Once you click "Reserve", you will find something like this.

Jupyter without VSCode

If you don't use VSCode and want to open up Jupyter, either notebook or lab, you still can do it through the remote server, a.k.a your VM on GCP. You can run the jupyter command in the VM, but you can't open it in your local browser. Hence, you need to configure the firewall rule to be able to access it.

  1. Once you've created your VM, go to VPC Network, then Firewall, then "Create firewall rule". Name the firewall rule and leave the configuration number 2 in the below image as is

  1. Target all instances in your network.
  2. Use 0.0.0.0/0 as the source IPv4 ranges and specified the tcp number to be 8888 for jupyter server and 5000 for mlflow later.

Now you still need to configure your jupyter configuration using. If you don't have one, just run below command to create a new one.

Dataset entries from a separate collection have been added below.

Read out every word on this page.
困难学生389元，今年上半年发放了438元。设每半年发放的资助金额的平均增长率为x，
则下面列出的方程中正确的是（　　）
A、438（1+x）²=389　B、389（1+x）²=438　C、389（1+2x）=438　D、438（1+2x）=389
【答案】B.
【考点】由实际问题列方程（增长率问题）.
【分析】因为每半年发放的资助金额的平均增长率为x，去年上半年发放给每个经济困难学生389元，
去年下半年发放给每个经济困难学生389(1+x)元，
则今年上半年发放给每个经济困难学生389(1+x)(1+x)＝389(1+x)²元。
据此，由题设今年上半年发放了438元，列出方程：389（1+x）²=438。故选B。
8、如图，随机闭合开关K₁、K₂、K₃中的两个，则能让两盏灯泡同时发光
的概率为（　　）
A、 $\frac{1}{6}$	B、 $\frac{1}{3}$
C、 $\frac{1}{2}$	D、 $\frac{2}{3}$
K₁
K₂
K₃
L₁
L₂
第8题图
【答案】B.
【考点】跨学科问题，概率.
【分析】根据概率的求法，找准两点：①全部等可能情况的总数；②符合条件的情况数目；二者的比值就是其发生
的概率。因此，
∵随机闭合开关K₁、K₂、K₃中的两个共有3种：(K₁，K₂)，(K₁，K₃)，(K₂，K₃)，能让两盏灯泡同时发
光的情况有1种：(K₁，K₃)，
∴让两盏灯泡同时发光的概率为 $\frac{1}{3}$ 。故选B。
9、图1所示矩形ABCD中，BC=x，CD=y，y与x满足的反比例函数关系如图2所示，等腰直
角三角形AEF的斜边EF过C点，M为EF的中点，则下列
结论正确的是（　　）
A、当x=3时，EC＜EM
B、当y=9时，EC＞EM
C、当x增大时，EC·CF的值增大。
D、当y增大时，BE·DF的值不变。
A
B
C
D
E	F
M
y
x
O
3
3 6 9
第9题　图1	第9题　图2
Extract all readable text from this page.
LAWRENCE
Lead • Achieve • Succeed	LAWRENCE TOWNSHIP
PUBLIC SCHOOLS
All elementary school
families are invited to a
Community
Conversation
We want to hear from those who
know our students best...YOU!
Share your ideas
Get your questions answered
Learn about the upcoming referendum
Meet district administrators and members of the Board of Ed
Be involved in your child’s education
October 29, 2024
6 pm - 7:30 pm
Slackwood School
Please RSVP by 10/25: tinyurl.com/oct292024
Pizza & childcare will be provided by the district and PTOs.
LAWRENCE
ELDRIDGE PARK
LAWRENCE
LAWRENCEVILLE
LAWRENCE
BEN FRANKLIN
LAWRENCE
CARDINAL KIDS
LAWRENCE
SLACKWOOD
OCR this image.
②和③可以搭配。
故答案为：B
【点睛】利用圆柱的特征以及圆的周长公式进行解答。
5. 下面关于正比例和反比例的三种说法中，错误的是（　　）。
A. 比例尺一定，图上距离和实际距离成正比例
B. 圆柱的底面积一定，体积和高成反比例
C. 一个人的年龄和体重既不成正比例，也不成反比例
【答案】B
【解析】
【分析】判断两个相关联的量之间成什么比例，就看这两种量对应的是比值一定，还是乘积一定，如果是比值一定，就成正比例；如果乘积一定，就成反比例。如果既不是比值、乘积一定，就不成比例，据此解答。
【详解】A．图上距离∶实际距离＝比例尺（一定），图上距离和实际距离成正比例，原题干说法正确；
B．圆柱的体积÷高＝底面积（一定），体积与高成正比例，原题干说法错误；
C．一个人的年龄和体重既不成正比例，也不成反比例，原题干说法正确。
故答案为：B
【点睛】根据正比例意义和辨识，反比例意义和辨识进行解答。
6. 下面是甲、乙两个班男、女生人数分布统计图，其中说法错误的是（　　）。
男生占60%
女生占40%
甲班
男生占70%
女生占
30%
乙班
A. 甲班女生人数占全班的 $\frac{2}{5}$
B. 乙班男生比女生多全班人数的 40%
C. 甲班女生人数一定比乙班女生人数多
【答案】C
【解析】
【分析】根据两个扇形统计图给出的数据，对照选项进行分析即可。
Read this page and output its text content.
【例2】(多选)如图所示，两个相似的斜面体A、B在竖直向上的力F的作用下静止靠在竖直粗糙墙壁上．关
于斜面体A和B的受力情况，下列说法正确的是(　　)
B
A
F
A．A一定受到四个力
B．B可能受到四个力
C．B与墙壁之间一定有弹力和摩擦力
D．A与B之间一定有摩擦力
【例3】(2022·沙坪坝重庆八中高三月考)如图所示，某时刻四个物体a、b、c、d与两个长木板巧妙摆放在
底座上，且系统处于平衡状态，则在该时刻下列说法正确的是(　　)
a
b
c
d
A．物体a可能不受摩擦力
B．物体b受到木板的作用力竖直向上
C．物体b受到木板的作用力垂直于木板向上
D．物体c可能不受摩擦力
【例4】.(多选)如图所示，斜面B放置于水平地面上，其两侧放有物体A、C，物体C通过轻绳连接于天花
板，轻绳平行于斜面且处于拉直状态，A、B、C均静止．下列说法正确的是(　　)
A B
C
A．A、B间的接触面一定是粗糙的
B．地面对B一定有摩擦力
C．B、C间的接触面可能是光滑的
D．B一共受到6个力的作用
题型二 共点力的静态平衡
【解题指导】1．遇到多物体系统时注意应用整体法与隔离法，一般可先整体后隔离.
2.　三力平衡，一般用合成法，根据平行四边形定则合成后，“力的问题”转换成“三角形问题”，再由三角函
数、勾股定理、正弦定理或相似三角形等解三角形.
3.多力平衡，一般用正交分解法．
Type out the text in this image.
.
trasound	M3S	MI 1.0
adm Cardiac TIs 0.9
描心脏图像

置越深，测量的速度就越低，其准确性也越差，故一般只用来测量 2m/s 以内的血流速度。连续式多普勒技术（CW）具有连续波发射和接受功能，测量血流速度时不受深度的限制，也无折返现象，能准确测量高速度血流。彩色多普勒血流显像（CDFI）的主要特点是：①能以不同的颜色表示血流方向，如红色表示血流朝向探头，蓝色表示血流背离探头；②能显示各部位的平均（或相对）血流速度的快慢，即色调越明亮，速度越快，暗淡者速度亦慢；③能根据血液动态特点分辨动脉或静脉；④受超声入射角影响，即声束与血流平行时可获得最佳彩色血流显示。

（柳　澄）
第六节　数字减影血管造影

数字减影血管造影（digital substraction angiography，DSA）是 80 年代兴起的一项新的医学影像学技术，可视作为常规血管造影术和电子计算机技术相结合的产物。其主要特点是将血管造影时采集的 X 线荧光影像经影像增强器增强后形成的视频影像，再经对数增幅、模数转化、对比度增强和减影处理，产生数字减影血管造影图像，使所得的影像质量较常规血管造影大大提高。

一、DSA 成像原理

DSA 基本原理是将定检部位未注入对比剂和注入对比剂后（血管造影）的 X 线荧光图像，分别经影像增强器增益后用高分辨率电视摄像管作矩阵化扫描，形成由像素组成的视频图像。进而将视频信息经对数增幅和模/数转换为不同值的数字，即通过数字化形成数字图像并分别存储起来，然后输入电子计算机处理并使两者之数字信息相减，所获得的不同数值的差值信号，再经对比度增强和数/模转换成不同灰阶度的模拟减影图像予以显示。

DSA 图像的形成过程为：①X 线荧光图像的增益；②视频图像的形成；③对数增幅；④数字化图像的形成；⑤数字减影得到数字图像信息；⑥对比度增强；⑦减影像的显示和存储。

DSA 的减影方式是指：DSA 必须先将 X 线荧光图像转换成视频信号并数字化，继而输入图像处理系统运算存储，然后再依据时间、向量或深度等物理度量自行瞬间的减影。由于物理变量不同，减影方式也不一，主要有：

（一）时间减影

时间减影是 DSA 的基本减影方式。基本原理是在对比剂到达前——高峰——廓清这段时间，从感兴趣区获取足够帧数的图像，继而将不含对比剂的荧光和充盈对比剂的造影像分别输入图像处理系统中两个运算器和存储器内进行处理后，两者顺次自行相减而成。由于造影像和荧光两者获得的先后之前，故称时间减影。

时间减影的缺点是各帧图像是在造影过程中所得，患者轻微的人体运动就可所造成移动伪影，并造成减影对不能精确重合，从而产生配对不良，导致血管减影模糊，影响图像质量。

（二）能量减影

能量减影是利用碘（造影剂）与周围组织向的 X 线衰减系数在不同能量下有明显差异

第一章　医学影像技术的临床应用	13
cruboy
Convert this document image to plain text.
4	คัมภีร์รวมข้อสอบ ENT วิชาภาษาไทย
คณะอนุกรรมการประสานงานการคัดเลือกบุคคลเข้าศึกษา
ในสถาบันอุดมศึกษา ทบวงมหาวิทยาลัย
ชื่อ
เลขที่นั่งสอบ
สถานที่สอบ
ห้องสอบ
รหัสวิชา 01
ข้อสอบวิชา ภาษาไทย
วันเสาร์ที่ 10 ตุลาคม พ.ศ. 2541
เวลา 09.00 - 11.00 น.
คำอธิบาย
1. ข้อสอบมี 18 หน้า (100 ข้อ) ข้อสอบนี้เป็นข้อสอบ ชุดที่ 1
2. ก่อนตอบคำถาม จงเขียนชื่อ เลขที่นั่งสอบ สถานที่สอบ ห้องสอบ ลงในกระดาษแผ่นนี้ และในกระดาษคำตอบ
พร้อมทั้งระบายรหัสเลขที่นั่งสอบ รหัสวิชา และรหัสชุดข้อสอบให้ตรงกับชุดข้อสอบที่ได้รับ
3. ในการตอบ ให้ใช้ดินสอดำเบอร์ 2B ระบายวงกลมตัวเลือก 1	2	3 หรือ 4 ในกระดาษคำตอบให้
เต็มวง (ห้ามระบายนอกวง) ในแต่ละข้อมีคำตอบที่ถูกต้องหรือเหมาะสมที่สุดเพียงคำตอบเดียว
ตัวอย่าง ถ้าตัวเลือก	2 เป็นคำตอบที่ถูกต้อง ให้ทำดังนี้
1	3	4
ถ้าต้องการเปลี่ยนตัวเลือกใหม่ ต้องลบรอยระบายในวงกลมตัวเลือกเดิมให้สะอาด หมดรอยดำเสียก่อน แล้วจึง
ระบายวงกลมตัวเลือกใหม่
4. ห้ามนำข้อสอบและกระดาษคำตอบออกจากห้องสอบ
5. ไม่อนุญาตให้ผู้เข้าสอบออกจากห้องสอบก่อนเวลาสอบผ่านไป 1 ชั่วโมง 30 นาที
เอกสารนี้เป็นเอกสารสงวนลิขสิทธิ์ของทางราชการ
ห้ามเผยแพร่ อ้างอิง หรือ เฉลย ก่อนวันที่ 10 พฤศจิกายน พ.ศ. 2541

jupyter notebook --generate-config

Go to .jupyter directory from root directory, you will find jupyter_notebook_config.py file there, edit it by adding below codes anywhere inside the file.

c = get_config()
c.NotebookApp.ip = "0.0.0.0"

This will overwrite the default IP when you run jupyter notebook or jupyter lab to be 0.0.0.0 instead of localhost or 127.0.0.1. Open your browser and go to <your external static address>:8888. You will see the jupyter interface.